Department of Chemical and Environmental Engineering, University of Oviedo, C/ Julián Clavería s/n, 33071, Oviedo, Spain.
Environ Sci Pollut Res Int. 2020 Jan;27(2):1650-1666. doi: 10.1007/s11356-019-06857-6. Epub 2019 Nov 21.

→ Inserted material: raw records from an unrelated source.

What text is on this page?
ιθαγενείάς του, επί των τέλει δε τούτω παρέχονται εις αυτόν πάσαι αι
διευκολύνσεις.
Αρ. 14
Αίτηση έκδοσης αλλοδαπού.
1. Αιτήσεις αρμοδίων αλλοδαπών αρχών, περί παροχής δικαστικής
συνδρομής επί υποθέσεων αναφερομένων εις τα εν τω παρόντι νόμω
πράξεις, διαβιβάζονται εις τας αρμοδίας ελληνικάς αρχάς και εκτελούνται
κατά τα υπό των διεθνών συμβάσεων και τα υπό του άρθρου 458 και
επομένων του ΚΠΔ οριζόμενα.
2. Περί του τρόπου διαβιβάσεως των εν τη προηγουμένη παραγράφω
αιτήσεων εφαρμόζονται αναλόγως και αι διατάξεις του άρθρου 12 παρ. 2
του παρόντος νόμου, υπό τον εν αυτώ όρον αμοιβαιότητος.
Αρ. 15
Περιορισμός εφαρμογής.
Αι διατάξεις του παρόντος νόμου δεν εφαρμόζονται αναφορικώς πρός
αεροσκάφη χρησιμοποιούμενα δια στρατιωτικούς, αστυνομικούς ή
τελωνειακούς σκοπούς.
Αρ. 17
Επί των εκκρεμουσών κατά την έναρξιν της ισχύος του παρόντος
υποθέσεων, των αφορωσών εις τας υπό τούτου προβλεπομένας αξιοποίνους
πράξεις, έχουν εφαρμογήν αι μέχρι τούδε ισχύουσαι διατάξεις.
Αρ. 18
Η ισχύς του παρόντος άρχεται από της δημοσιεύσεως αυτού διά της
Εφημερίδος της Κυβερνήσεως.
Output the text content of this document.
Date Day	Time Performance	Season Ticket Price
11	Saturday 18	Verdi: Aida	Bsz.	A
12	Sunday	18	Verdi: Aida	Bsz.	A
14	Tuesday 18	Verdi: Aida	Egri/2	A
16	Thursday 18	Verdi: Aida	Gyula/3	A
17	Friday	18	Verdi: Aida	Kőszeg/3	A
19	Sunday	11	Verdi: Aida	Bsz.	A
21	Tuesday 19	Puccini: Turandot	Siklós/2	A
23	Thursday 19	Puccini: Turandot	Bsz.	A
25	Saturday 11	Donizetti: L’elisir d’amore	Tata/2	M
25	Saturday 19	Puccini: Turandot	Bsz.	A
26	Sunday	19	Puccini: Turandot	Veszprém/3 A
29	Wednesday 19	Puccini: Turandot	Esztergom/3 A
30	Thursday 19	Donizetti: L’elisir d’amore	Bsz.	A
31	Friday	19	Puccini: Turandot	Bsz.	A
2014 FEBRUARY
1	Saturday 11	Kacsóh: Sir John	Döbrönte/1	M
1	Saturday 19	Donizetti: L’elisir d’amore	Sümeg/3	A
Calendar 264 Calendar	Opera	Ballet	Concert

Milk production has been estimated to contribute 3-4% of anthropogenic greenhouse gas (GHG) emissions. However, the carbon footprint associated with raw milk can vary, depending on a variety of factors, such as the geographical area, species of cow and production system. In this study, a global overview of research published on the carbon footprint (CF) of raw cow milk is provided. Additionally, two different dairy systems (semi-confinement and pasture-based) have been analysed by life-cycle assessment (LCA) in order to determine their effect on the CF of the milk produced. Inventory data were obtained directly from these facilities, and the main factors involved in milk production were included (co-products, livestock food, water, electricity, diesel, cleaning elements, transport, manure and slurry management, gas emissions to air etc.). In agreement with reviewed literature, it was found that the carbon footprint of milk was basically determined by the cattle feeding system and gas emissions from the cows. The values of milk CF found in the systems under study were within the range for cow milk production worldwide (0.9-4.7 kgCOeq kg). Specifically, in the semi-confinement and the pasture-based dairy farms, 1.22 and 0.99 kgCOeq kg were obtained, respectively. The environmental benefits obtained with the pasture grazing system are not only mainly due to the lower use of purchased fodder but also to the allocation between milk and meat that was found to be a determining methodological factor in CF calculation. Finally, data from the evaluated dairy systems have been employed to analyse the influence of raw milk production on cheese manufacturing. With this aim, the CF of a small-scale cheese factory has also been obtained. The main subsystems involved (raw materials, water, electricity, energy, cleaning products, packaging materials, transport, wastes and gas emissions) were included in the inventory of the cheese factory. CF values were 16.6 and 14.7 kgCOeq kg of cheese for milk produced in semi-confinement and pasture-based systems, respectively. The production of raw milk represented more than 60% of COeq emissions associated with cheese, so the primary production is the critical factor in reducing the GHG emissions due to cheese making.
牛奶生产估计占人为温室气体(GHG)排放的 3-4%。然而,生牛乳的碳足迹因多种因素而异,例如地理区域、奶牛品种和生产系统。在本研究中,提供了生牛乳碳足迹(CF)研究的全球概述。此外,通过生命周期评估(LCA)分析了两种不同的奶牛养殖系统(半封闭和放牧),以确定它们对所产牛奶 CF 的影响。清单数据直接从这些设施中获得,并包括牛奶生产中涉及的主要因素(副产品、牲畜饲料、水、电、柴油、清洁用品、运输、粪便和泥浆管理、向大气排放的气体等)。与已审查的文献一致,发现牛奶的碳足迹主要由牛的饲养系统和奶牛的气体排放决定。在所研究的系统中发现的牛奶 CF 值在全球奶牛养殖范围内(0.9-4.7 kgCOeq kg)。具体而言,在半封闭和放牧奶牛场,分别获得 1.22 和 0.99 kgCOeq kg。放牧系统带来的环境效益不仅主要归因于对购买饲料的低利用,还归因于牛奶和肉类的分配,这被发现是 CF 计算中的一个决定性方法因素。最后,评估的奶牛养殖系统的数据被用于分析生牛乳生产对奶酪制造的影响。为此,还获得了一家小型奶酪工厂的 CF。包括奶酪工厂清单中的主要子系统(原材料、水、电、能源、清洁产品、包装材料、运输、废物和气体排放)。半封闭和放牧系统生产的牛奶的 CF 值分别为 16.6 和 14.7 kgCOeq kg 的奶酪。生牛乳的生产占奶酪相关 COeq 排放的 60%以上,因此初级生产是降低奶酪生产导致温室气体排放的关键因素。